Here’s this year’s cask-finish Octomore, the travel retail exclusive 07.2 finished in French red wine casks which previously held wine made with those famously peppery Syrah grapes.
I’ve been wanting to try this for a while! These TREs from Bruichladdich can go for silly money so it took a while to source one at a sane price.
Nose: Opens with salty dark chocolate, orange wine gums, blackberries. Damp earthy peat bog leading to herbaceous lavender and dry basil. A faint sulphurous edge which, combined with the salt, reminds me of the smell you get when opening a pack of vacuum packed wafer ham.
Palate: Like someone peat-smoked a strawberry cheesecake! Viscous, golden barley syrup leads only to be t-boned by the Octomore signature peat juggernaut. As the peat fades you get the soft red fruit – strawberries and raspberries, with some kirsch cherry-chocolates
Finish: Long, lipsmacking oily peat with salt and pepper, and a touch of citrus. The peat’s very sticky – you can almost chew it. Slightly ashy, like the mouthfeel after a cigar.

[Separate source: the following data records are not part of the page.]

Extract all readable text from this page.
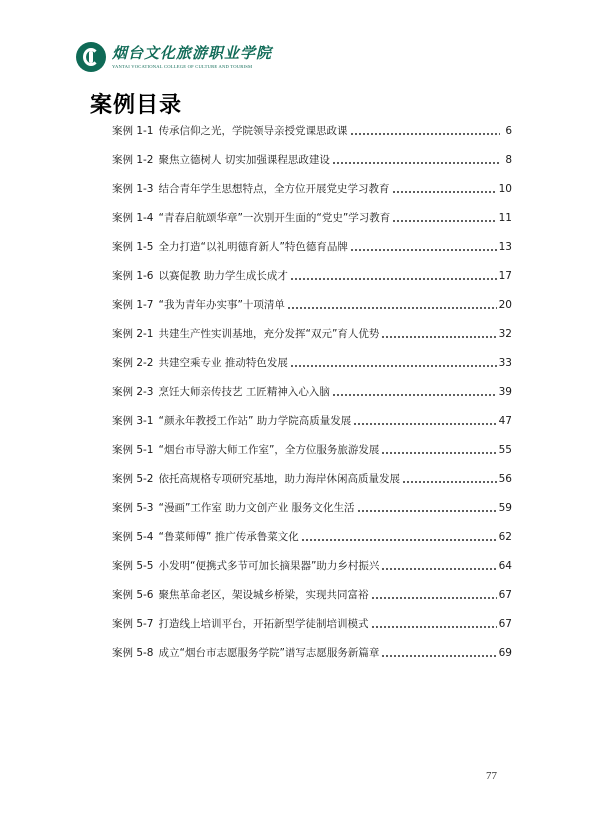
烟台文化旅游职业学院
YANTAI VOCATIONAL COLLEGE OF CULTURE AND TOURISM
案例目录
案例 1-1 传承信仰之光，学院领导亲授党课思政课	6
案例 1-2 聚焦立德树人 切实加强课程思政建设	8
案例 1-3 结合青年学生思想特点，全方位开展党史学习教育	10
案例 1-4 “青春启航颂华章”一次别开生面的“党史”学习教育	11
案例 1-5 全力打造“以礼明德育新人”特色德育品牌	13
案例 1-6 以赛促教 助力学生成长成才	17
案例 1-7 “我为青年办实事”十项清单	20
案例 2-1 共建生产性实训基地，充分发挥“双元”育人优势	32
案例 2-2 共建空乘专业 推动特色发展	33
案例 2-3 烹饪大师亲传技艺 工匠精神入心入脑	39
案例 3-1 “颜永年教授工作站” 助力学院高质量发展	47
案例 5-1 “烟台市导游大师工作室”，全方位服务旅游发展	55
案例 5-2 依托高规格专项研究基地，助力海岸休闲高质量发展	56
案例 5-3 “漫画”工作室 助力文创产业 服务文化生活	59
案例 5-4 “鲁菜师傅” 推广传承鲁菜文化	62
案例 5-5 小发明“便携式多节可加长摘果器”助力乡村振兴	64
案例 5-6 聚焦革命老区，架设城乡桥梁，实现共同富裕	67
案例 5-7 打造线上培训平台，开拓新型学徒制培训模式	67
案例 5-8 成立“烟台市志愿服务学院”谱写志愿服务新篇章	69
77
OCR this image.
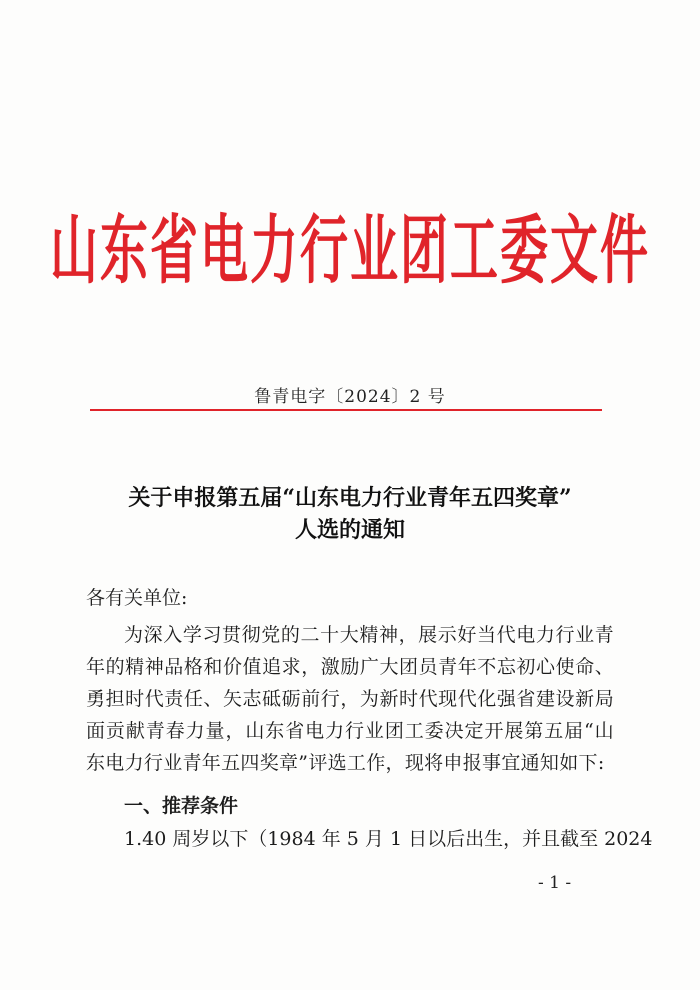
山东省电力行业团工委文件
鲁青电字〔2024〕2 号
关于申报第五届“山东电力行业青年五四奖章”
人选的通知
各有关单位:
为深入学习贯彻党的二十大精神，展示好当代电力行业青年的精神品格和价值追求，激励广大团员青年不忘初心使命、勇担时代责任、矢志砥砺前行，为新时代现代化强省建设新局面贡献青春力量，山东省电力行业团工委决定开展第五届“山东电力行业青年五四奖章”评选工作，现将申报事宜通知如下:
一、推荐条件
1.40 周岁以下（1984 年 5 月 1 日以后出生，并且截至 2024
- 1 -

Clean fruit meets dirty peat! I don’t like it as much as the 06.3 Islay Barley but it’s got a certain appeal for sure. That intense muddy peated chocolate character that runs through Octomore acts as a good backdrop for those red fruit high notes.
Another worthy experiment, Mr. McEwan.
I picked this up for about £88 on WhiskySite.nl – they’ve sold out now, but they do still have the 06.2 version for the same price.